Qu’est-ce qu’un spam ? C’est l’envoi massif, et parfois répété, de courriels ou de Texto (minimessages) non sollicités, à des personnes avec lesquelles l’expéditeur n’a jamais eu de contact et dont il a capté les coordonnées de façon irrégulière.

Combien les entreprises reçoivent-elles de spams ? Pour la première fois, au mois de mai 2004, la proportion de messages indésirables dans les courriers électroniques reçus dans les entreprises aux Etats-Unis a dépassé les 75 %. Selon la société de sécurité Messages Labs, sur un total de 909 millions de courriels reçus par 8 500 entreprises américaines, 691,5 millions étaient non sollicités.

Quel coût pour les entreprises ? Selon une étude réalisée aux Etats-Unis par Nucleus Research, spécialiste de la recherche en technologie, le coût moyen associé à la lutte anti-spam atteint 1 934 dollars par employé et par an. Un salarié reçoit en moyenne 7 500 messages non sollicités par an.

Que risque un "spammeur" ? Aux Etats-Unis, la nouvelle loi anti-spam, qui a pris effet en janvier 2004, prévoit une peine de cinq ans de prison maximum. Deux personnes ont déjà été arrêtées et des mandats d’arrêt lancés contre deux autres.

Première condamnation en France

Pour la première fois, le tribunal de commerce de Paris a condamné, le 5 mai, un expéditeur de courriers électroniques non sollicités (spams) à payer 22 000 euros de dommages et intérêts au fournisseur d’accès à Internet AOL et à l’éditeur de logiciels Microsoft. L’auteur de ces spams est une entreprise de vente à distance d’articles de sport. Dans un premier temps, AOL avait pris la décision de fermer le compte Internet (une adresse prise chez Hotmail, le service de messagerie gratuite de Microsoft) de cet abonné, mais celui-ci avait récidivé sous une autre identité. AOL et Microsoft avaient alors décidé de porter plainte.
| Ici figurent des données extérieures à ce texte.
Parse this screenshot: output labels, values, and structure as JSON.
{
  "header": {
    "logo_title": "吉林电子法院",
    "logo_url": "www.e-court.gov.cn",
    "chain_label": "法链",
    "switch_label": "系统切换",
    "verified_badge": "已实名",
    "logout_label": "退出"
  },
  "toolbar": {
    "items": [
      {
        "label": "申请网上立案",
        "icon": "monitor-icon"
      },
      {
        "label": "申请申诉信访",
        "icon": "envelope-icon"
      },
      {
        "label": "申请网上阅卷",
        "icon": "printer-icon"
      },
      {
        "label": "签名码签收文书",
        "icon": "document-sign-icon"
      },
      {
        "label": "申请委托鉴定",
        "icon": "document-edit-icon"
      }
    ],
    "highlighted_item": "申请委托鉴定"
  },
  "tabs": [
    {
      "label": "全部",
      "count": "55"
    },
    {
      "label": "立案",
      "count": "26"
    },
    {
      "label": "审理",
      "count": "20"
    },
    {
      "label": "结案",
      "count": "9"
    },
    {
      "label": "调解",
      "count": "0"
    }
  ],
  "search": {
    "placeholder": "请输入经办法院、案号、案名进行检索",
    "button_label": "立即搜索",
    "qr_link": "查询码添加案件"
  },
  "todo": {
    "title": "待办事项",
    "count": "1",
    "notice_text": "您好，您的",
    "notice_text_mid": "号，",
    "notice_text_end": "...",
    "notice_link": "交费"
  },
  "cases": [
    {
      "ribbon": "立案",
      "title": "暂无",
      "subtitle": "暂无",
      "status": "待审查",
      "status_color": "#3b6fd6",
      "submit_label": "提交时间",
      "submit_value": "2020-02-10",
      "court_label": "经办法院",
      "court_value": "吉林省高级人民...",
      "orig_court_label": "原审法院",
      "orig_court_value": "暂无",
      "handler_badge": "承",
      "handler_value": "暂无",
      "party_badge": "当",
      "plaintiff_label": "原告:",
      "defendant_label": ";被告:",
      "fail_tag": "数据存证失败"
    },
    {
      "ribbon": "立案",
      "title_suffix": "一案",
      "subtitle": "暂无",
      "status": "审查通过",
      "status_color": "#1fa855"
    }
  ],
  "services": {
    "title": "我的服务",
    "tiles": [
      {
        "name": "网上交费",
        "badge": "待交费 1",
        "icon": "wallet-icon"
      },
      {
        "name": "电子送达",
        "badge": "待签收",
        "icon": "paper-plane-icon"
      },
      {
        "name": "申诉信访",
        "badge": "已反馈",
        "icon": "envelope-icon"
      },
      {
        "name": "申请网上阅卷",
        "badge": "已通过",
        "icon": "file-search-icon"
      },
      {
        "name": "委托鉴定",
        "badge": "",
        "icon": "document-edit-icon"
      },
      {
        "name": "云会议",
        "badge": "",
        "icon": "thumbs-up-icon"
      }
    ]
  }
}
"Par ce verdict, le tribunal montre qu’il a entendu les millions d’internautes qui crient leur exaspération contre le spam sur Internet", a déclaré Giuseppe De Martino, directeur juridique d’AOL France, dans un communiqué. Si la France ne s’est pas encore dotée d’une législation anti-spam, cette condamnation devrait créer un précédent permettant à l’ensemble des fournisseurs d’accès de poursuivre les auteurs de spams.